Но Вовке-то от такого подбадривания ни жарко ни холодно.
– Вот что, парень, – сказал Микулин. – Мы через день зябь начинаем пахать. Вот и определяйся ко мне в напарники. Мы с тобой поладим.
Вовка не поверил своим ушам.
– А не обманете? – переспросил он, пытливо вглядываясь в глаза Микулину.
– Не обману, – засмеялся. Микулин. – Только ты к Гомзикову сходи, к бригадиру. Скажи, я соглашаюсь тебя взять. А то он, наверно, кого-то уже подыскивает мне. На Витьку Зотова надежда теперь плохая. Ангина она привязчивая. До школы, пожалуй, не отпустит его.
Вовка полетел как на крыльях. И уж отмахал порядочно, когда вспомнил, что не попрощался с Микулиным. Он вернулся назад.
Комбайн заворачивал к лесу. Мотовила подгибали рожь, и Микулин следил за ними, ни разу не оглянувшись.
– До свидания, Матвей Васильевич! – крикнул Вовка.
Микулин из-за шума мотора не услышал его. Но все равно на душе у Вовки стало полегче. Он, не остерегаясь стерни, побежал в деревню.
* * *
– Ну и правильно! Хватит баклуши бить, – заявил Гомзиков.
У него на плечо был подвешен реечный шагомер, и он собирался бежать в луга, где косили отаву бабы. Еще минута, и Вовка бы не застал его дома.
– Очень правильно, – подтвердил бригадир свое решение. – Ну, а мне вот чего интересно… Ты зябь пахать собираешься, а знаешь ли, что это такое – зя-я-ябь? Он испытующе посмотрел на Вовку. – Что за блюдо такое? С чем его есть будешь?
Вовка помялся, будто на экзамене.
– Ну, это… когда пашут летом, а сеять будут весной… – запинаясь, объяснил он.
– Верно, – похвалил Гомзиков. – Летне-осенняя обработка почвы под весенний посев яровых… Всё знаешь… Поработаешь – и практические навыки приобретешь. А то у вас, у нынешней пацанвы, в голове-то ума палата, но руки ничего не умеют. Голова-то не по рукам.
Вовка скривил в несогласной усмешке губы, но тут же и испугался, что Гомзиков может обидеться, погасил улыбку.
Гомзиков недовольно глянул из-под нахмуренных бровей.
– А что, разве не так? – спросил он и, не дожидаясь ответа, задал новый вопрос: – Ну, вот, к примеру, я сейчас иду косьбу замерять, – Гомзиков кивнул на свой шагомер. – Как по-быстрому замерить участок, если он треугольной формы?
– Мы этого не проходили еще, – краснея, потупился Вовка. – Задачки о треугольниках в седьмом классе начинают решать.
– Эх ты, в седьмом классе… – укорил его Гомзиков. – Выходит, у тебя и в голове еще ничего нет.
– Есть, – обиделся Вовка.
Гомзиков удивленно вскинул лохматые брови.
– А есть, так, наверно, сообразил бы, что треугольник, грубо говоря, половина прямоугольника, разрезанного по диагонали. А у прямоугольника-то вычислить площадь проще, чем пареную репу съесть.
– Мы и прямоугольник пока не проходили, – набычился Вовка, еще больше краснея оттого, что за лето перезабыл всю математику.

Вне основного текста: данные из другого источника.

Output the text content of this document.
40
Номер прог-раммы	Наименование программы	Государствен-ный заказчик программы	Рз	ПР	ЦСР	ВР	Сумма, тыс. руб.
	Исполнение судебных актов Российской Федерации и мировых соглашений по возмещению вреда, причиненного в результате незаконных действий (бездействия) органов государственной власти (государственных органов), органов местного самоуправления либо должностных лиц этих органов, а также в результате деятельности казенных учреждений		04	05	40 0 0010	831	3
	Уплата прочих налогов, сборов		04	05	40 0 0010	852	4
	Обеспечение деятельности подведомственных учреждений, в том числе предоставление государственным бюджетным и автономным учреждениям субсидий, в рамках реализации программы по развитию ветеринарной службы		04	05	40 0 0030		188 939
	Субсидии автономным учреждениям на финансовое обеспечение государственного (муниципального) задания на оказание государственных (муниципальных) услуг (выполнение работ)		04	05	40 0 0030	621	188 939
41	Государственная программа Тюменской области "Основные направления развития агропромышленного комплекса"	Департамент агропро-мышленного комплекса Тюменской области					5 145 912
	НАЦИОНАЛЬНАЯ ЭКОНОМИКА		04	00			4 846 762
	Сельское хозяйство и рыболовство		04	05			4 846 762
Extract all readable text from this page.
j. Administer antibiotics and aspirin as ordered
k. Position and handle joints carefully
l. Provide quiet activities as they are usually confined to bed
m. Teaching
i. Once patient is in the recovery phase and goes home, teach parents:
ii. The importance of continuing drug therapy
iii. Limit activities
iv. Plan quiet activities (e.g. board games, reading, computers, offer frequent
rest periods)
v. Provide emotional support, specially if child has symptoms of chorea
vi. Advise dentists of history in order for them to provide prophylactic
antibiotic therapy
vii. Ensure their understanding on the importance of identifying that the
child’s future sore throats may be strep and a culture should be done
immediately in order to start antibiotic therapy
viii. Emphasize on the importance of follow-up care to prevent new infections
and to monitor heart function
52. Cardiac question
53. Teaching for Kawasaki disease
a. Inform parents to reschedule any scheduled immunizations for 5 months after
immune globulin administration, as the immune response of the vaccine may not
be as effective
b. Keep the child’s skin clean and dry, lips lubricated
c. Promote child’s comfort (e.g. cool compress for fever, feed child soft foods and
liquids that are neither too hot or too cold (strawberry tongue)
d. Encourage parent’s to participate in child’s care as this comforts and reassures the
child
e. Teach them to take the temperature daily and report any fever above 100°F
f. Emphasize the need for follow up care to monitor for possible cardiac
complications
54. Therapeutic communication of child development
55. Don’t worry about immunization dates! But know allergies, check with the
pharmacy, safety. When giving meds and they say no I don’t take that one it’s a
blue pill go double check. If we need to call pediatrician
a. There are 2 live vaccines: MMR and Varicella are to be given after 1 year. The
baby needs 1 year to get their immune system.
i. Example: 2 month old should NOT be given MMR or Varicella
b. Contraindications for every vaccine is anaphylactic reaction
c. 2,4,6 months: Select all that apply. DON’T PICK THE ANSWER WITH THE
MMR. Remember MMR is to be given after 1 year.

– Ну, уж этих-то сказок ты мне не рассказывай, – не поверил Гомзиков. – Шесть зим учился и чтобы о таком простом деле не слышал… Да ввек не поверю!
Вовка уже проклинал ту минуту, когда остановился с Гомзиковым поговорить. Надо было, получив согласие, не задерживаться и секунды. А теперь вот стой как привязанный, выслушивай бригадирские поучения. Пятки у Вовки давно чесались, как наскипидаренные, – так бы и унырнул из-под гомзиковской руки.
– Ну, а с такой задачкой как бы ты поступил? – продолжал Гомзиков, не замечая Вовкиного нетерпения. – Скажем, я хочу поиграть в волейбол, а мяч находится под двумя замками: первый – на дверях клуба висит, второй – на шкафу, в котором игровой инвентарь хранится… Ну-ка, ну-ка, додумаешься ли здесь?
Глаза у бригадира добродушно посмеивались.
Вовка рванул бежать. А Гомзиков засмеялся вдогонку:
– Не понравилось, что ли?.. Ну ничего. Руки настоящим делом займешь, и голова поумнеет.
* * *
Лето переломилось как-то сразу. Вечером Вовка ложился спать – в полнеба пылал закат, а утром проснулся – окна в сплошных подтеках дождя. Да как же так? Ведь примета такая есть: если солнце садится, малиново раскрасив подступающие к нему облака, значит, день ожидается ведренный. Тут же наоборот получилось: не вёдро установилось, а как из ведра льет.
Вовка в трусиках и майке выскочил в сени, и его обдало промозглым холодом.
«Все, кончилось лето», – тоскливо подумал он и услышал на улице чавкающие шаги.
– Ну как, помощник, не передумал? – в дверях появился Микулин. С брезентового плаща у него непрерывными струями стекала вода.
– Да ведь завтра же, – опешил Вовка, поеживаясь от того, что Микулин принес с собою под крышу добавочный холод.
– Завтра-то завтра, – согласился Микулин. – А думаю, не отговорил ли тебя сегодняшний дождь… Видишь, заоблачило кругом, – кивнул он на небо. – Теперь не на один день зарядит.
– Да что вы, Матвей Васильевич! – испугался Вовка, что Микулин передумает брать его в помощники. – Я хоть сейчас с вами готов.
– Ну, положим, сейчас-то не готов, – усмехнулся Микулин. – Штаны хотя бы надень…
– Да, да, я сейчас! – заторопился Вовка и бросился бежать в дом.
– Ну подожди, подожди, – добродушно остановил его Матвей Васильевич. – Поешь, оденься как следует и приходи в мастерские. Я тебе там, не торопясь, и покажу, как плугом орудовать.
– Да я уже знаю: рычаг на себя потянешь – плуг включился, на развороте опять на себя потянешь – выключился.
– Много знаешь, – сдержанно усмехнулся Микулин. – Ну, ты все-таки приходи. Может, еще чему-нибудь научу.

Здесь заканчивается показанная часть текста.